One of the most progressive examples of generating value from customer conversations comes from—no surprise—Sweden, where Avanza Bank has implemented an online crowdsourcing lab. Customers publically post their suggestions for improving the Avanza experience, other customers are encouraged to vote on them, and the most popular ideas reach the C-suite to be considered for implementation.

BofA_helpCustomer service through Twitter is often criticized because many companies don’t provide those operating their Twitter accounts with enough tools, information and access to fully resolve customer issues. Bank of America has taken a different approach, and has invested in this support channel and the people behind it. Customers like Elle have noticed, and are even writing to Consumerist about their experiences:

He responded within 10 minutes of my tweet, got my contact information from me, and forwarded it onto a BoA rep in my area. I missed their first call, but before I even had a chance to call them back, I saw that both my fees had been refunded.

To humanize the @BofA_Help account, the names and photos of the Twitter reps are featured on the background, and all tweets are signed with rep initials.

Focus on philosophy

Consumers like to do business and join tribes with people that share their values. As I wrote in a previous post, “brands can serve consumers by helping them experience more of what they’re already emotionally connected to—things like community, success, family, love, and of course, each other.” So what do the people that make up your bank believe?

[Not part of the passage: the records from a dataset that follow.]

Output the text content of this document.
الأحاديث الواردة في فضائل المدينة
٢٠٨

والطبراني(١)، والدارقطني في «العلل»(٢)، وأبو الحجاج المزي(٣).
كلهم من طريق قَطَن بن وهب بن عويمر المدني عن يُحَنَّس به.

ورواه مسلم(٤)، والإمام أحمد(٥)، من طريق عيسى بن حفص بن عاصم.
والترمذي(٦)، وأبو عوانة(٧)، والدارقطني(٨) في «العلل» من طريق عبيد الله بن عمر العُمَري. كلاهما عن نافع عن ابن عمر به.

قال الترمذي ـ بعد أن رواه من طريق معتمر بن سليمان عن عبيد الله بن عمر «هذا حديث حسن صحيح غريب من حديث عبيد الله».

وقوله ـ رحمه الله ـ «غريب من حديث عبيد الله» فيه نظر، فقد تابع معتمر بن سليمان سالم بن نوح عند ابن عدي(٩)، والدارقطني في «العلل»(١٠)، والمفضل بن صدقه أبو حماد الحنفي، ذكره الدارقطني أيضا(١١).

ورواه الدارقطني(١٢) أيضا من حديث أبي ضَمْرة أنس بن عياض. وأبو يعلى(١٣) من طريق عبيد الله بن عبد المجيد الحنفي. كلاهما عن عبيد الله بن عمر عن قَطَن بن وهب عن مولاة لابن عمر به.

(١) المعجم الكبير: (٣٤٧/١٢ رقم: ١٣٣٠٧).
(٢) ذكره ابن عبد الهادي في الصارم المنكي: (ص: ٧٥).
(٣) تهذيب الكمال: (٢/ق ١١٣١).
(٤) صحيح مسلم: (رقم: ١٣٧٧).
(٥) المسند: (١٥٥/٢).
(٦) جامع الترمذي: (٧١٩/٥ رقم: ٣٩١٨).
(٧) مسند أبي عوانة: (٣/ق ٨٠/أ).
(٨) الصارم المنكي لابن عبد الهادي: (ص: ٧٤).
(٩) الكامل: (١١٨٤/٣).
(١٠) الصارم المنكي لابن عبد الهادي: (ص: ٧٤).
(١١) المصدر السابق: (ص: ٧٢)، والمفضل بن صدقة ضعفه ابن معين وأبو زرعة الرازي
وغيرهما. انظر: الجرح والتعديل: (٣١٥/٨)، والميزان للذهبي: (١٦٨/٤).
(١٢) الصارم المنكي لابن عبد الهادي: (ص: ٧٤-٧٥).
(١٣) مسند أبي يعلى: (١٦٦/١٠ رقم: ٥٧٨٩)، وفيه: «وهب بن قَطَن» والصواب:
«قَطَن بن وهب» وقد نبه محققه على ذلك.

Frost Bank set out to publically answer this question with its dedicated What We Believe microsite, which features belief statements like, “Bankers should know their customers by name and vice versa,” and supporting videos and notes from customers which prove the bank’s commitment to their principles. Accompanying the web campaign were inserts in Texas Monthly and the Texas circulation of The Wall Street Journal, which were booklets containing Frost’s belief statements, followed by a call-to-action on the final page which invited readers to visit the microsite.  Frost’s campaign has received a lot of praise and coverage here in Texas, and over 1,000 customer stories have been submitted overall.

When it comes to banking, consumers are looking for the people behind the brand. Banks should put their people and customers front and center when developing and updating their online strategies. Let’s see those smiling faces and have authentic conversations.

Note: LendingTree, USAA and Frost Bank are Bazaarvoice clients.